Hypertension & Vascular Research Division, Department of Internal Medicine, Henry Ford Hospital, Detroit, Michigan 48202-2689, USA.
Am J Physiol Heart Circ Physiol. 2010 Nov;299(5):H1328-38. doi: 10.1152/ajpheart.00538.2010. Epub 2010 Sep 10.

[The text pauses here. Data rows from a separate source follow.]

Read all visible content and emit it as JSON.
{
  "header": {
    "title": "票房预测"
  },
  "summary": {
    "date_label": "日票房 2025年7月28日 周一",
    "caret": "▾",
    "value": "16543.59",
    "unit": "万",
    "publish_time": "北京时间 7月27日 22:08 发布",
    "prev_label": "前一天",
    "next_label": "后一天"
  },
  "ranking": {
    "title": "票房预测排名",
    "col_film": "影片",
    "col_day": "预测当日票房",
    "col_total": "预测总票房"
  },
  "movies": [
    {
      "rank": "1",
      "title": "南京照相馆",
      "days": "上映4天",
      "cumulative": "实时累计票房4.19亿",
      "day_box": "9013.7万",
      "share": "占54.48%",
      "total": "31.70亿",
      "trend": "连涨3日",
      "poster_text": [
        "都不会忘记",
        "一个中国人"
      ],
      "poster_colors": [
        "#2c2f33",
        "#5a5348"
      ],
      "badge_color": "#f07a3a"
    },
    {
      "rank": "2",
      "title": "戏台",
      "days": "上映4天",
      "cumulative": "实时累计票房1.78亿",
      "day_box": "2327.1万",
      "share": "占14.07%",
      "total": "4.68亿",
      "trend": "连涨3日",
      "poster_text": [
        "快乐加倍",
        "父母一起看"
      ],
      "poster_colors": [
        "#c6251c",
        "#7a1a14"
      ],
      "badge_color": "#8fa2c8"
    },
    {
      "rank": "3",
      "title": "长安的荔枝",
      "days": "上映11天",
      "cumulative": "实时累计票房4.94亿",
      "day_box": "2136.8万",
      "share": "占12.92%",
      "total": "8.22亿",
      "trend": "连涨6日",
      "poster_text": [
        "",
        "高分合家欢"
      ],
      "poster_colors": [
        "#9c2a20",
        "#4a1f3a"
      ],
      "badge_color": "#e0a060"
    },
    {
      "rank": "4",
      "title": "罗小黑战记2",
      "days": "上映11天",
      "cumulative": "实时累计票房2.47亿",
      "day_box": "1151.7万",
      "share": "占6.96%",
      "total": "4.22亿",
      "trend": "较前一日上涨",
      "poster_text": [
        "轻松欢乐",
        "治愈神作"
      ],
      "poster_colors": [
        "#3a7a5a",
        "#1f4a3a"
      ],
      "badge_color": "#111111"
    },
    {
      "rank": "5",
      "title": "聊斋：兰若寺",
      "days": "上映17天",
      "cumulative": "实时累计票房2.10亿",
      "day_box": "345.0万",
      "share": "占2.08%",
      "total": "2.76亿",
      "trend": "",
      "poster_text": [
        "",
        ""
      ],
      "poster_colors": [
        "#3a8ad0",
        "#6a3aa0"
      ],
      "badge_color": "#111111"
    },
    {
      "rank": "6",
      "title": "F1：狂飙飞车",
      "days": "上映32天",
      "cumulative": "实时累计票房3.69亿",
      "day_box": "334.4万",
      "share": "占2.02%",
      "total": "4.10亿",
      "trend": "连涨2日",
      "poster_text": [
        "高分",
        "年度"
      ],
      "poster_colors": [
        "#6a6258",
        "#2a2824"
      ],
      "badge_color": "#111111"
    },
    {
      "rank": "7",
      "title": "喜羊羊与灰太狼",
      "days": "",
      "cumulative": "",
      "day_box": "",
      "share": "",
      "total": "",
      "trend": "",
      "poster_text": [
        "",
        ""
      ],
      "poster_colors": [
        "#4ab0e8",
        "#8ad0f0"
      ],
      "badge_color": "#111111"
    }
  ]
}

Angiotensin II (ANG II) contributes to hypertension, cardiac hypertrophy, fibrosis, and dysfunction; however, it is difficult to separate the cardiac effect of ANG II from its hemodynamic action in vivo. To overcome the limitations, we used transgenic mice with cardiac-specific expression of a transgene fusion protein that releases ANG II from cardiomyocytes (Tg-ANG II) and treated them with deoxycorticosterone acetate (DOCA)-salt to suppress their systemic renin-angiotensin system. Using this unique model, we tested the hypothesis that cardiac ANG II, acting on the angiotensin type 1 receptor (AT(1)R), increases inflammation, oxidative stress, and apoptosis, accelerating cardiac hypertrophy and fibrosis. Male Tg-ANG II mice and their nontransgenic littermates (n-Tg) were uninephrectomized and divided into the following three groups: 1) vehicle-treated normotensive controls; 2) DOCA-salt; and 3) DOCA-salt + valsartan (AT(1)R blocker).Under basal conditions, systolic blood pressure (SBP) and cardiac phenotypes were similar between strains. In DOCA-salt hypertension, SBP increased similarly in both n-Tg and Tg-ANG II, and cardiac function did not differ between strains; however, Tg-ANG II had 1) greater ventricular hypertrophy as well as interstitial and perivascular fibrosis; 2) a higher number of deoxynucleotidyl-transferase-mediated dUTP nick end labeling-positive cells and infiltrating macrophages; 3) increased protein expression of NADPH oxidase 2 and transforming growth factor-β(1); and 4) downregulation of phosphatidylinositol 3-kinase (PI 3-kinase) and protein kinase B (Akt) phosphorylation. Valsartan partially reversed these effects in Tg-ANG II but not in n-Tg. We conclude that, when hemodynamic loading conditions remain unchanged, cardiac ANG II does not alter heart size or cardiac functions. However, in animals with hypertension, cardiac ANG II, acting via AT(1)R, enhances inflammation, oxidative stress, and cell death (most likely via downregulation of PI 3-kinase and Akt), contributing to cardiac hypertrophy and fibrosis.
血管紧张素 II(ANG II)可导致高血压、心肌肥厚、纤维化和功能障碍;然而,在体内将 ANG II 的心脏效应与其血液动力学作用分开是很困难的。为了克服这些限制,我们使用了一种转基因小鼠,其心肌细胞中表达一种转基因融合蛋白,该蛋白可从心肌细胞中释放 ANG II(Tg-ANG II),并用脱氧皮质酮醋酸盐(DOCA-盐)处理它们以抑制其全身肾素-血管紧张素系统。使用这种独特的模型,我们检验了这样一个假设,即心脏 ANG II 通过血管紧张素 1 型受体(AT(1)R)发挥作用,增加炎症、氧化应激和细胞凋亡,从而加速心肌肥厚和纤维化。雄性 Tg-ANG II 小鼠及其非转基因同窝仔(n-Tg)被单侧肾切除,并分为以下三组:1)载体处理的正常血压对照组;2)DOCA-盐;3)DOCA-盐+缬沙坦(AT(1)R 阻滞剂)。在基础条件下,两种品系的收缩压(SBP)和心脏表型相似。在 DOCA-盐性高血压中,n-Tg 和 Tg-ANG II 的 SBP 升高相似,两种品系的心脏功能没有差异;然而,Tg-ANG II 有 1)更大的心室肥厚以及间质和血管周围纤维化;2)更多的脱氧核苷酸转移酶介导的 dUTP 缺口末端标记阳性细胞和浸润的巨噬细胞;3)NADPH 氧化酶 2 和转化生长因子-β(1)的蛋白表达增加;以及 4)磷脂酰肌醇 3-激酶(PI 3-kinase)和蛋白激酶 B(Akt)磷酸化的下调。缬沙坦部分逆转了 Tg-ANG II 中的这些作用,但在 n-Tg 中没有。我们得出结论,当血流动力学负荷条件保持不变时,心脏 ANG II 不会改变心脏大小或心脏功能。然而,在高血压动物中,心脏 ANG II 通过 AT(1)R 作用,增强炎症、氧化应激和细胞死亡(很可能通过下调 PI 3-kinase 和 Akt),导致心肌肥厚和纤维化。